The Random Forest Classifier in WEKA: Discussion and New Developments for Imbalanced Data
This work addresses classification issues for imbalanced datasets, particularly in medical studies, but is incremental as it adapts existing methods for a specific tool.
The authors tackled the problem of random forest classifiers performing poorly on imbalanced data, such as in medical studies, by proposing a balanced random forest approach for WEKA and showing it achieves superior prediction quality compared to unmodified random forest and reference implementations in R.

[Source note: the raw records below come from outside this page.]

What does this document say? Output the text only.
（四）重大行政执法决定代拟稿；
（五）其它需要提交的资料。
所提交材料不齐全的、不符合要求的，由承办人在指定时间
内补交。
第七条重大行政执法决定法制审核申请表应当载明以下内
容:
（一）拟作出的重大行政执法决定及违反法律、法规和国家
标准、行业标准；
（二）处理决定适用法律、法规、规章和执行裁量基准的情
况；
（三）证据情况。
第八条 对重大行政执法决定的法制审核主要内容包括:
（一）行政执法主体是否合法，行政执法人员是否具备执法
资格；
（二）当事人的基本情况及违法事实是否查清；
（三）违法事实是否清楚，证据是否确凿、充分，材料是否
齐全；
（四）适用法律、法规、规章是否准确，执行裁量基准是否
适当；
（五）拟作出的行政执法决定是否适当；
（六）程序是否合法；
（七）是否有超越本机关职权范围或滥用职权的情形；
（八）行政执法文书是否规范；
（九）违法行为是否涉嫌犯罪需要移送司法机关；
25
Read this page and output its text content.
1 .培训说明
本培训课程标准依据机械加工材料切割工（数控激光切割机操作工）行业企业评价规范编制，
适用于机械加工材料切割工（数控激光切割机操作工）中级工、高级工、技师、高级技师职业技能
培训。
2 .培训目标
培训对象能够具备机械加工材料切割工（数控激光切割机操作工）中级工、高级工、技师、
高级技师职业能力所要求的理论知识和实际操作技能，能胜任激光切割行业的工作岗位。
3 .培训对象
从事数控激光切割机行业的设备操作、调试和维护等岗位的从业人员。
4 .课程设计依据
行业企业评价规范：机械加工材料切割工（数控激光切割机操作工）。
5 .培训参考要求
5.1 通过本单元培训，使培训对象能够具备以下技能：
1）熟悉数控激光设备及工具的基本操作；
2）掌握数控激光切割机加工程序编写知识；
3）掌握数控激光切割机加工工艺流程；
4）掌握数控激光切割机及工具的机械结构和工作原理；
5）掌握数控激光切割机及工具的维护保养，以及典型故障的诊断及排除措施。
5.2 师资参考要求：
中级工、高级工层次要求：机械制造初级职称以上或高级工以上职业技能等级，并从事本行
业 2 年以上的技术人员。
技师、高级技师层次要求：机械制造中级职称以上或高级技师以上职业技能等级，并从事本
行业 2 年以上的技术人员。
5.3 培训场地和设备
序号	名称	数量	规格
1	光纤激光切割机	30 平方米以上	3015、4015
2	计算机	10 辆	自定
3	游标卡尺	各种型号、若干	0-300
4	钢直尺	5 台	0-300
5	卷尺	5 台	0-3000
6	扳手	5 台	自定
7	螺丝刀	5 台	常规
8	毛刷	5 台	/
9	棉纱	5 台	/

Data analysis and machine learning have become an integrative part of the modern scientific methodology, providing automated techniques to predict further information based on observations. One of these classification and regression techniques is the random forest approach. Those decision tree based predictors are best known for their good computational performance and scalability. However, in case of severely imbalanced training data, as often seen in medical studies' data with large control groups, the training algorithm or the sampling process has to be altered in order to improve the prediction quality for minority classes. In this work, a balanced random forest approach for WEKA is proposed. Furthermore, the prediction quality of the unmodified random forest implementation and the new balanced random forest version for WEKA are evaluated against reference implementations in R. Two-class problems on balanced data sets and imbalanced medical studies' data are investigated. A superior prediction quality using the proposed method for imbalanced data is shown compared to the other three techniques.